Program ini menjadi bagian penataan kawasan tematik untuk menarik wisatawan sekaligus meningkatkan kompetensi warga.
Wali Kota Madiun Maidi mengatakan enam kampung tersebut meliputi Kampung Jawa di Lapak Pesona Madiun Lor
Lalu, Kampung Jepang di Kelurahan Banjarejo, Kampung Korea di Kelurahan Kanigoro, serta Kampung Arab dan Kampung Inggris di Kelurahan Winongo.
“Itu sudah dimulai semuanya. Masih proses,” jelasnya, kemarin (13/8).
Setiap kampung negara memiliki konsep pembelajaran tersendiri.
Kampung Jawa, misalnya, akan mengajarkan bahasa Jawa yang baik dan benar.

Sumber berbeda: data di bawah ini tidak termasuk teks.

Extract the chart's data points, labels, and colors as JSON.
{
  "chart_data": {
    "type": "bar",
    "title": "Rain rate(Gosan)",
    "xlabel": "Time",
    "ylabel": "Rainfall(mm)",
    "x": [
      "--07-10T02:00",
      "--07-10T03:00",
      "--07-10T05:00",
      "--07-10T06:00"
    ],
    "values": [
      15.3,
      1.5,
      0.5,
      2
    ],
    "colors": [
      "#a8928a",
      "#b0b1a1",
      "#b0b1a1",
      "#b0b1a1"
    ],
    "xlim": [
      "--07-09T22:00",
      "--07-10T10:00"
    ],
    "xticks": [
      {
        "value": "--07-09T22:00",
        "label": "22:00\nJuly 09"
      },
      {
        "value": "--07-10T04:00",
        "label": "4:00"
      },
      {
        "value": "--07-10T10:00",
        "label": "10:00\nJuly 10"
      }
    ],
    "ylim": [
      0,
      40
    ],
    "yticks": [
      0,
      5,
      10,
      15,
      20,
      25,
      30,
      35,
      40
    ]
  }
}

“Boleh belajar bahasa Indonesia, Jawa, dan bahasa asing. Tapi yang Jawa jangan ditinggalkan,” tegas Maidi.
Khusus Kampung Inggris, Pemkot akan memberikan “golden tiket” bagi siswa SD yang lulus tes TOEFL untuk langsung masuk ke SMP.
Tes meliputi listening, reading, speaking, dan writing. Program ini mulai berlaku tahun ajaran depan.
Menurut Maidi, kemampuan berbahasa asing menjadi modal penting bagi generasi muda.
Baik untuk melanjutkan kuliah maupun bekerja di luar negeri.